Hamburg Central Station is the busiest railway station in Germany: 550,000 travelers pass through the Wandelhalle and over the platforms every day. And it's bursting at the seams, especially on Friday night. The station is considered as "overloaded railway" and according to ex-rail chief Rüdiger pit as "the biggest bottleneck" of the Deutsche Bahn.

For a long time, a conversion is planned, by 2030, an extension should be finished. Now the railway has presented new plans with a 25-page feasibility study, as the NDR reports. The designs were first publicly shown on Thursday evening in the Transport Committee of the Citizenship. "I think this is a project that will enable us to make the main station fit for the next 100 years," said Oliver Hasenkamp, ​​head of Bahn project development, Sender.

The conversion would change the face of the monumental station, which was built as early as 1906, especially to the south: There is a 70 -meter-long extension of the listed building hall whose glass roof is to span even the adjacent street Steintordammbrücke. According to NDR, the rail passengers should be able to change to the city buses and escalators to the platforms.

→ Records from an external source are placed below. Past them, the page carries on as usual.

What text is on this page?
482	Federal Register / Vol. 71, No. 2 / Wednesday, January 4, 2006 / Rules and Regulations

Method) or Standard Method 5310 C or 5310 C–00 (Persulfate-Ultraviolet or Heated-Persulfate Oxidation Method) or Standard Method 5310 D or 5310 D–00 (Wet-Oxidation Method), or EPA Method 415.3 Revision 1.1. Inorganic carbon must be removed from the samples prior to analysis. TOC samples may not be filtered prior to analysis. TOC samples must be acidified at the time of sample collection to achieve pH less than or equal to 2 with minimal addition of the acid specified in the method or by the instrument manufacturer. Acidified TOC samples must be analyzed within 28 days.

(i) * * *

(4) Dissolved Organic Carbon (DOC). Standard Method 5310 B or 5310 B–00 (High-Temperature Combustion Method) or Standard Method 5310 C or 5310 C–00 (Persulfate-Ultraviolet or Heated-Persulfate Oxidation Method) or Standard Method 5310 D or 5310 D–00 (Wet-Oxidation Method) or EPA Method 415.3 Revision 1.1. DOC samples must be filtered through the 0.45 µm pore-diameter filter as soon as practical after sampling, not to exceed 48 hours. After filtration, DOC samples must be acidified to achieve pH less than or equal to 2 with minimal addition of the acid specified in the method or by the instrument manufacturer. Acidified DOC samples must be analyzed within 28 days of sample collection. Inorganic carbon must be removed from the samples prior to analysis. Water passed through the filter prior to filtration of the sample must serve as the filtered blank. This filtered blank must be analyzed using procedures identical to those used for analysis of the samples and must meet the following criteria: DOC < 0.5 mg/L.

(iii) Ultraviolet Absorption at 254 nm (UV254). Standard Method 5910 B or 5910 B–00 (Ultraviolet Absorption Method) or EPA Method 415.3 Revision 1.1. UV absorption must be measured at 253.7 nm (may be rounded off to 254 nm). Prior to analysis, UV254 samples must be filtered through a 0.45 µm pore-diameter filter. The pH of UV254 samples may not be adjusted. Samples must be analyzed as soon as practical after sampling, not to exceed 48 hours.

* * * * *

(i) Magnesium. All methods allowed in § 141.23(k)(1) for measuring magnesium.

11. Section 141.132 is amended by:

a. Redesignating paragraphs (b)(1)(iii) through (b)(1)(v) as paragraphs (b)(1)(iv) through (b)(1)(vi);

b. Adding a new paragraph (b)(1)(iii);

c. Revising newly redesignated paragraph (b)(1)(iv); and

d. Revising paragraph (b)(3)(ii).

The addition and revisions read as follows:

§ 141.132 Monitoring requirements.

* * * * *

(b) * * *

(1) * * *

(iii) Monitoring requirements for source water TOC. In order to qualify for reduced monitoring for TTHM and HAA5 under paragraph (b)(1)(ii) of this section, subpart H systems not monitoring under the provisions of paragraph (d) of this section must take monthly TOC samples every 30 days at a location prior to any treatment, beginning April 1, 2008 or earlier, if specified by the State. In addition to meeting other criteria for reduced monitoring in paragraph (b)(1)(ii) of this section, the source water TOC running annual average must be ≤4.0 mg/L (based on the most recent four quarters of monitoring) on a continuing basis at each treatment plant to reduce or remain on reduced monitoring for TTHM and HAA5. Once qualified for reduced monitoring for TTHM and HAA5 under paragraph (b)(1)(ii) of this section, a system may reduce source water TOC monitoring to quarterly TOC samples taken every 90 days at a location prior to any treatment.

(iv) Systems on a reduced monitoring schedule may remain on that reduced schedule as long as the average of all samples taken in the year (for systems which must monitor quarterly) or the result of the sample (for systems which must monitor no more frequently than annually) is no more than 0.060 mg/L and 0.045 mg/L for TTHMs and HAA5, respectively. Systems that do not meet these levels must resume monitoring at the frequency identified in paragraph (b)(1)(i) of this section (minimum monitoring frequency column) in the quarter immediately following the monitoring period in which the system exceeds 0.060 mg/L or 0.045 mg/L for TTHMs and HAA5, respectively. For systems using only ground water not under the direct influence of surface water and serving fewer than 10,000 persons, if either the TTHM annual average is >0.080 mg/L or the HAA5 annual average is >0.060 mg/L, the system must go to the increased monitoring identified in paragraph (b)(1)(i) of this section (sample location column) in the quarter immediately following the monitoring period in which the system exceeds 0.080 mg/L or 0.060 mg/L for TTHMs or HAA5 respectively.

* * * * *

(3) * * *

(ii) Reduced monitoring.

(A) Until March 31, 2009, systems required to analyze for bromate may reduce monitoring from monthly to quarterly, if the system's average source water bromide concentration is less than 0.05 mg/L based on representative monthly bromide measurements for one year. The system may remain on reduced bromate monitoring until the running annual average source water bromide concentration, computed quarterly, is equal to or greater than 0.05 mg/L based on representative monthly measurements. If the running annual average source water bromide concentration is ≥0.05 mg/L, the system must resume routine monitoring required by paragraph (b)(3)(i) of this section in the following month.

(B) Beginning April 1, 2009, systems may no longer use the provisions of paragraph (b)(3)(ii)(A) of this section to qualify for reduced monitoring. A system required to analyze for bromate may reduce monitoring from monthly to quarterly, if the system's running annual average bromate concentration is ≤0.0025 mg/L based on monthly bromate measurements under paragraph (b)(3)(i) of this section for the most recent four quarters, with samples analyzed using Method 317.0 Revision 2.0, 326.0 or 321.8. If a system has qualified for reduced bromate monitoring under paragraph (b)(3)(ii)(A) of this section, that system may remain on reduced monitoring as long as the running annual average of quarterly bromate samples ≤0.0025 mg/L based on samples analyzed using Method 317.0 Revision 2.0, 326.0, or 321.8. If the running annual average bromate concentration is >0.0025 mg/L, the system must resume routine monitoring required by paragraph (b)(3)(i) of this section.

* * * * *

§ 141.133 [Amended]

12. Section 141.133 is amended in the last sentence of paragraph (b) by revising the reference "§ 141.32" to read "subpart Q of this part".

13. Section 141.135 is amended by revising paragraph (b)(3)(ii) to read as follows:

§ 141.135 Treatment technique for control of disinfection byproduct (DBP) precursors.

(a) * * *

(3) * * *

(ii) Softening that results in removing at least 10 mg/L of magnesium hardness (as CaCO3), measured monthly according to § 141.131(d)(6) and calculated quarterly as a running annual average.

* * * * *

The DB subsidiary, DB Station and Service, has prepared the plans in cooperation with the Hamburg Transport and Urban Development Authority. She also pleads for the construction of a skyscraper and glass covered market halls on Hachmannplatz in the east of the station. For the city conservation reasons speak against it, since it would have demolished stems. A glass cube in the north will serve as a bicycle parking space.

"The images shown in the Transport Committee are neither a promise nor a program," said the spokesman for the Hamburg Transport and Economic Authority, Christian Füldner, the "Hamburger Abendblatt". "They are the result of the feasibility study and are not part of an architecturally revised plan."

The study is part of a design competition that the railway and the city of Hamburg want to advertise for the station, reports NDR. Afterwards an international competition takes place for the design, whose financing is not yet clarified.